Das Versteck der Minerva

László Márton


Die Europäische Kulturhauptstadt 2009 ist Schauplatz im jüngsten ­Ro­man von László Márton. Der ungarische Vielschreiber und Sprachvirtuose begreift Linz als neuralgischen Punkt der Geschichte, an dem sich im Jahre 1844 zahlreiche Lebenswege kreuzen. Im Zentrum steht Johann B., ein ungarischer Gelehrter, Dichter und Übersetzer, der im Alter von 81 ­Jahren das 28. Jahr seiner Internierung in der Provinzhauptstadt der ­Habs­burgermonarchie verbringt. Dahinter steckt der ungarische Denker und Dichter János Batsányi. Der Anhänger der Aufklärung und fortschrittliche Staatstheoretiker galt ­­als Schöpfer der "Schönbrunner Proklamation" von 1809, in der Napoleon das ungarische Volk zur Loslösung von Österreich animierte.
Mártons geschwätziger, humorvoller und gebildeter Erzähler befindet sich in einem der damals neuartigen Luftschiffe, von dem aus er –"aus der Höhe von einhundertsechzig Jahren" – verschiedene Schauplätze und Hirnwelten heranzoomt. Eine Heerschar historischer Personen – angefangen von Batsányis Frau, der Wiener Dichterin Gabriele Baumberg, über den Linzer Lithografen Josef Hafner und József Márton, ­Humbold­ts universitärem Ungarischlehrer in Wien, bis hin zu Fürst Metternich – wird aufgeboten, um anhand kurzweiliger Anekdoten ein widersprüchliches Bild von diesem geheimnisvollen Mann zu geben. Johann B. selbst scheint aus der Zeit gefallen zu sein: Vor Metternichs Spitzelstaat kapitulierend, lebt er in innerer ­Emigration. In seinem Kopf aber erwachen alte Sehnsüchte nach Ungarn und seiner Jugendliebe, und Minerva, die römische Göttin der Weisheit, scheint sich dorthin zurückgezogen zu haben. Denn, so der lakonische Kommentar des Erzählers, in der Welt sei sie nirgends mehr zu finden.

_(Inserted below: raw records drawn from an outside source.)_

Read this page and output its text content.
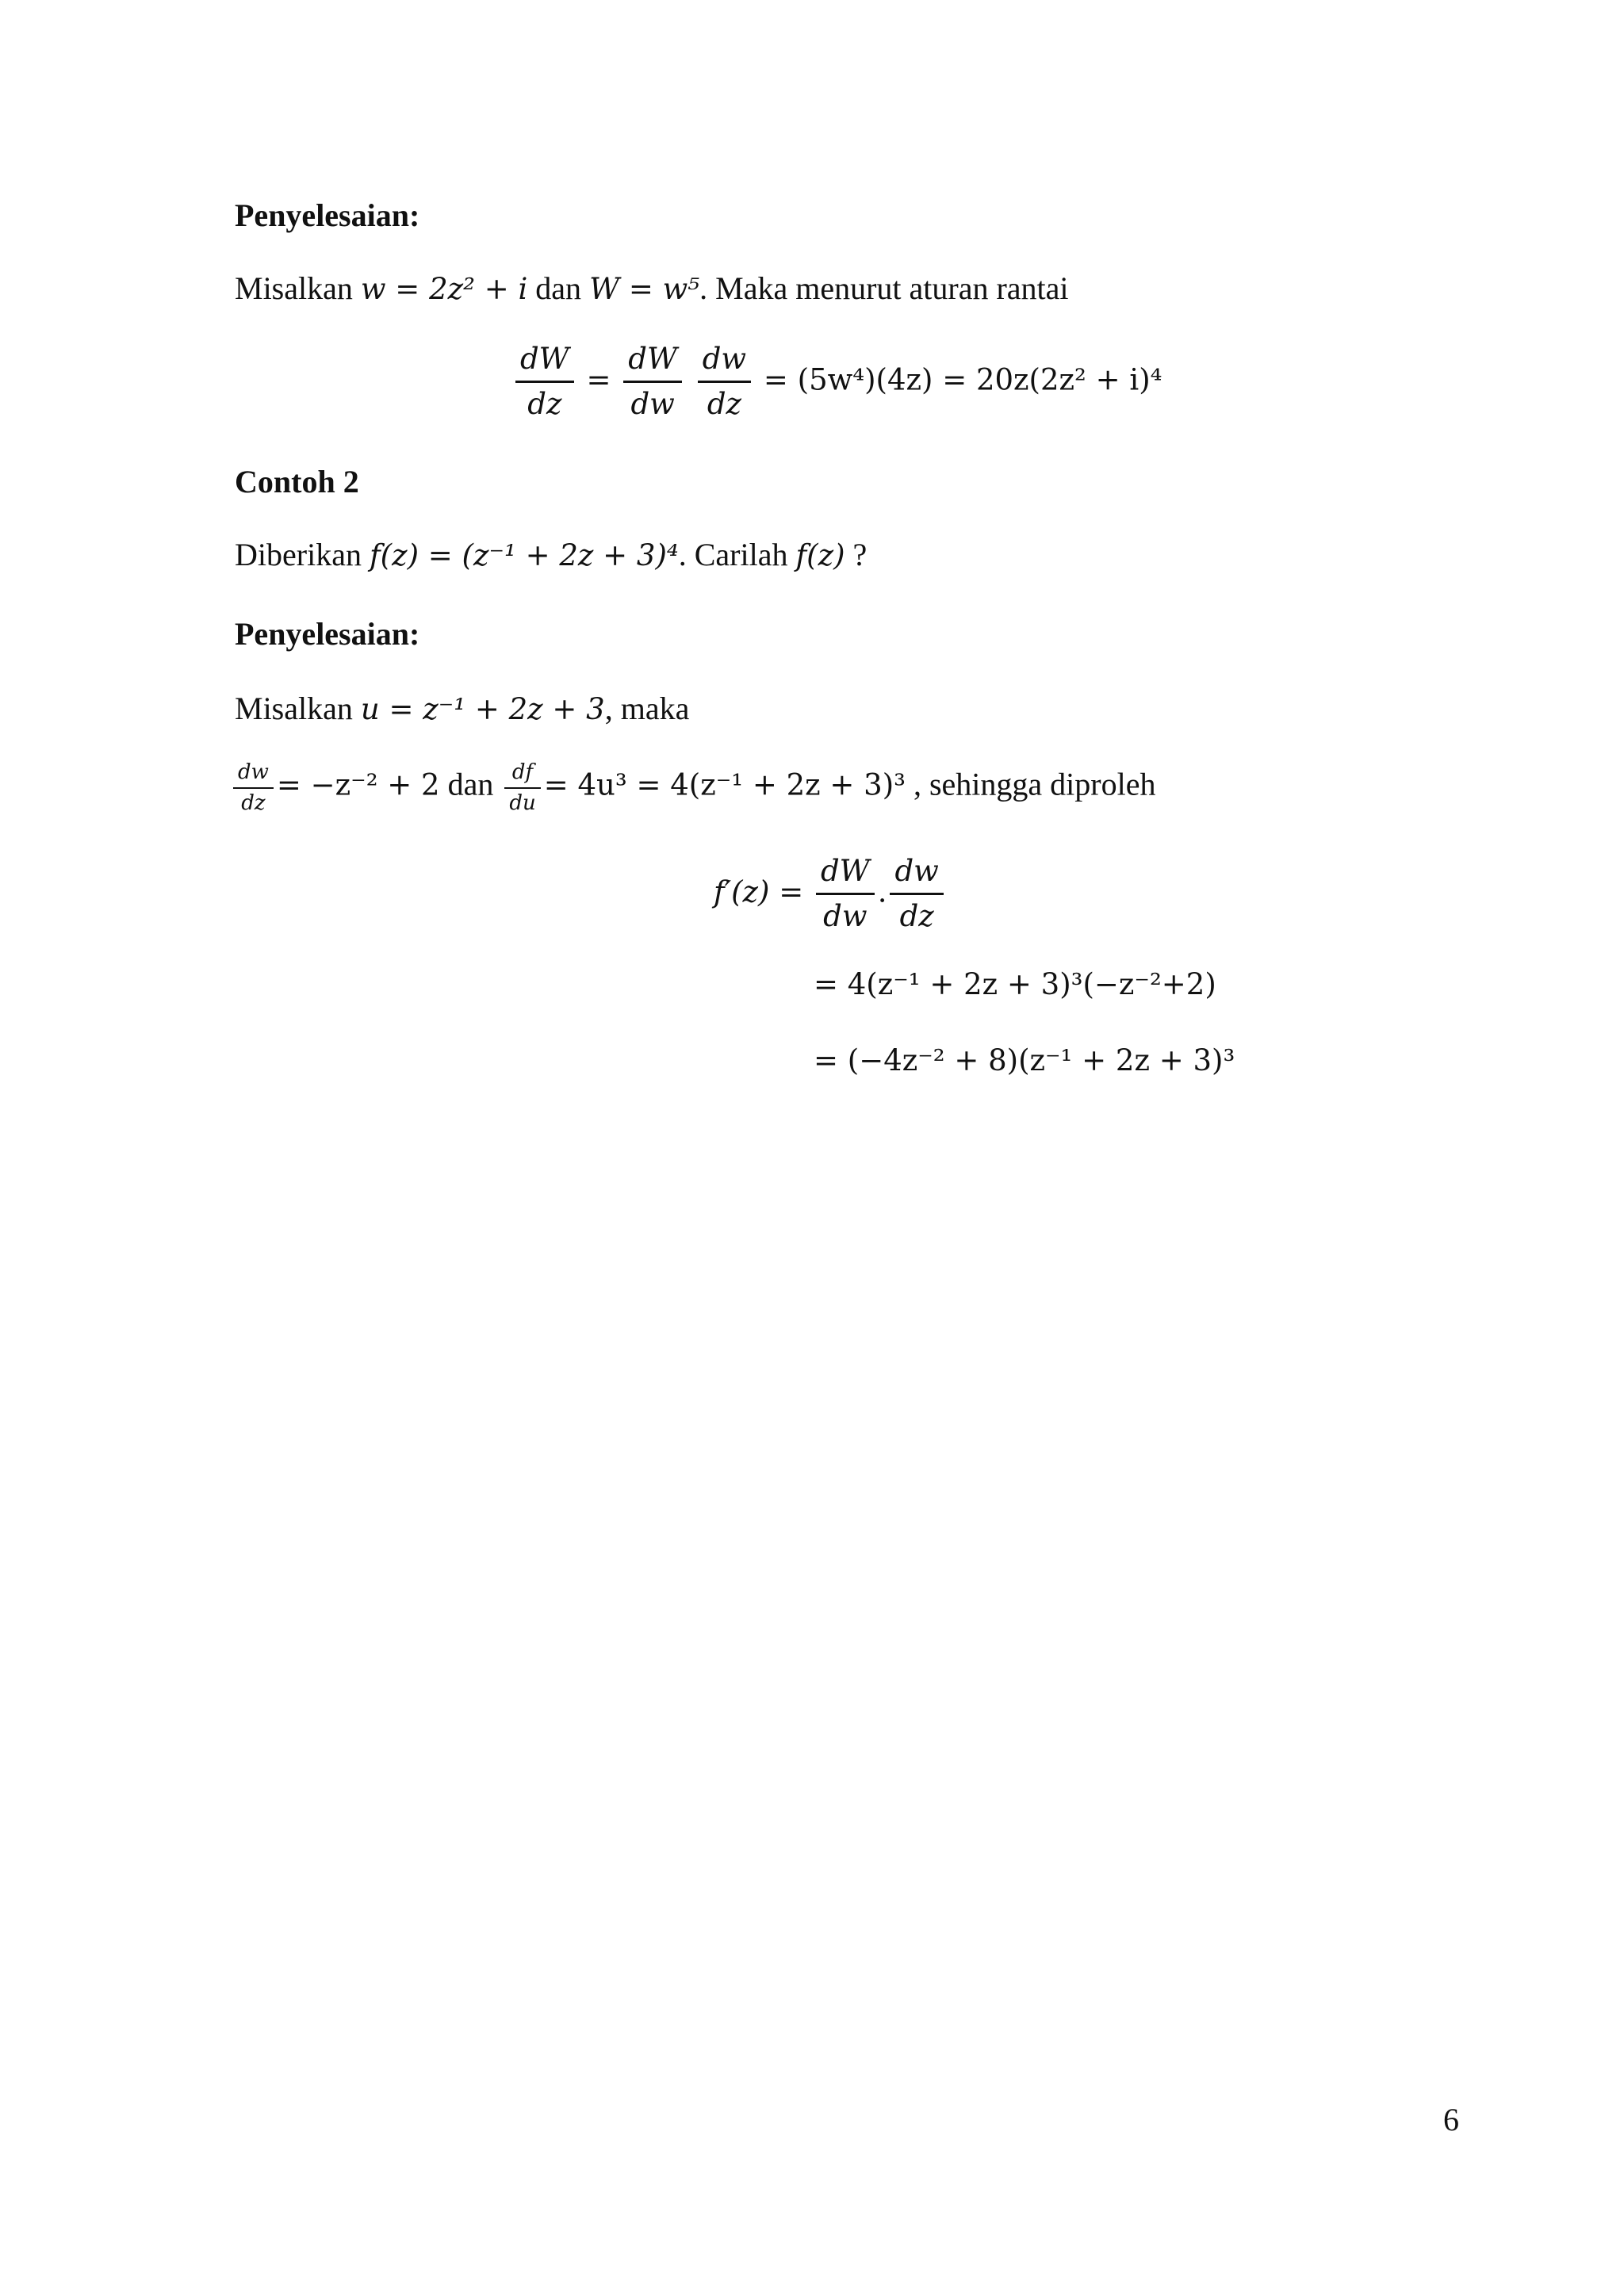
Penyelesaian:
Misalkan w = 2z² + i dan W = w⁵. Maka menurut aturan rantai
$\frac{dW}{dz} = \frac{dW}{dw}$
$\frac{dw}{dz} = (5w^4)(4z) = 20z(2z^2 + i)^4$
Contoh 2
Diberikan f(z) = (z⁻¹ + 2z + 3)⁴. Carilah f(z) ?
Penyelesaian:
Misalkan u = z⁻¹ + 2z + 3, maka
$\frac{dw}{dz} = -z^{-2} + 2$ dan $\frac{df}{du} = 4u^3 = 4(z^{-1} + 2z + 3)^3$ , sehingga diproleh
$f'(z) = \frac{dW}{dw}$ . $\frac{dw}{dz}$
= 4(z⁻¹ + 2z + 3)³(−z⁻²+2)
= (−4z⁻² + 8)(z⁻¹ + 2z + 3)³
6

In dem mit aller Kunstfertigkeit verfassten historischen Roman beleuchtet Márton das überzeitliche Problem des gesellschaftspolitischen Umbruchs und der Allgegenwart der Geschichte, deren Zeichen gelesen werden wollen. Am Ende erscheint die aus der Vogelperspektive betrachtete Gegend um Linz wie ein menschliches Gehirn, in das sich die Zeit ebenso eingeschrieben hat wie Flussläufe in die Landschaft.